Thornton had just graduated from high school and enrolled in secretarial college, when McCorvey – via the Enquirer – came calling. It led to that heated telephone conversation in 1994, in which Thornton told her biological mother that she would never thank her for not having an abortion. After finding out her identity, Thornton admits in the book that she was “shaking all over and crying”. Schmidt was forced to seek legal help to demand that no identifying information about her adoptive daughter enter the public domain.
From that moment, Thornton will have understood that tidy narratives only exist in fiction. That knowledge will have shaped her and been behind both her brave decision to come forward now and her apparent refusal to make the complex beliefs built up over a lifetime “fit” with either the pro-choice or pro-life communities so intent on claiming her.
Thornton remembers feeling stuck, says Prager: “To come out as the Roe baby would be to lose the life, steady and unremarkable, that she craved. But to remain anonymous would ensure, as her lawyer put it, that ‘the race was on for whoever could get to Shelley first’.”

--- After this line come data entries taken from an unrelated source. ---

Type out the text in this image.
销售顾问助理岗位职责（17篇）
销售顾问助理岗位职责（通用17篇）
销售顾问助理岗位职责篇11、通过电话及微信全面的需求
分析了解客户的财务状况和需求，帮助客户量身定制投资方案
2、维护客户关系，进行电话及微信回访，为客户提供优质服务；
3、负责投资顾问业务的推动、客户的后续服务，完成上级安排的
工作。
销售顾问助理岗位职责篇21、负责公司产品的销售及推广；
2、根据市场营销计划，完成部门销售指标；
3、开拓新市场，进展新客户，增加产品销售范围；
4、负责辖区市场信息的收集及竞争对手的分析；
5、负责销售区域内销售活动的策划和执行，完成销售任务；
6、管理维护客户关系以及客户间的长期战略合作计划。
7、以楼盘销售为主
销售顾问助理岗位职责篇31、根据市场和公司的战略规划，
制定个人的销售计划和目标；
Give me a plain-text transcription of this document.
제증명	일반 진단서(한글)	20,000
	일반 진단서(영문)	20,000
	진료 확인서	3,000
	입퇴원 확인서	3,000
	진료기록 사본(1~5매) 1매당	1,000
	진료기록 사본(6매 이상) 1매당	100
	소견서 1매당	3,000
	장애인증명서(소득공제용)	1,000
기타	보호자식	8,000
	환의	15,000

“What a life,” Schmidt fretted, “always looking over your shoulder.”
And she was. Thornton married her husband, Doug, started their family and gave up her job, partly nervous of being found out. Prager writes, “Every time she got close to someone, Shelley found herself thinking, ‘Yeah, we’re really great friends, but you don’t have a clue who I am.’”
It was only as their children, a son and two daughters, grew up that Thornton began to wonder about her birth mother and two adopted half sisters. She eventually met them, but didn’t manage to reconcile with Norma McCorvey before her death in 2017.
She might have chosen to come forward but there can be little doubting that “Baby Roe” has lost so much. How sad it would be now if she were further torn to pieces by the ferocious abortion debate that rages on in America, in her mother’s name.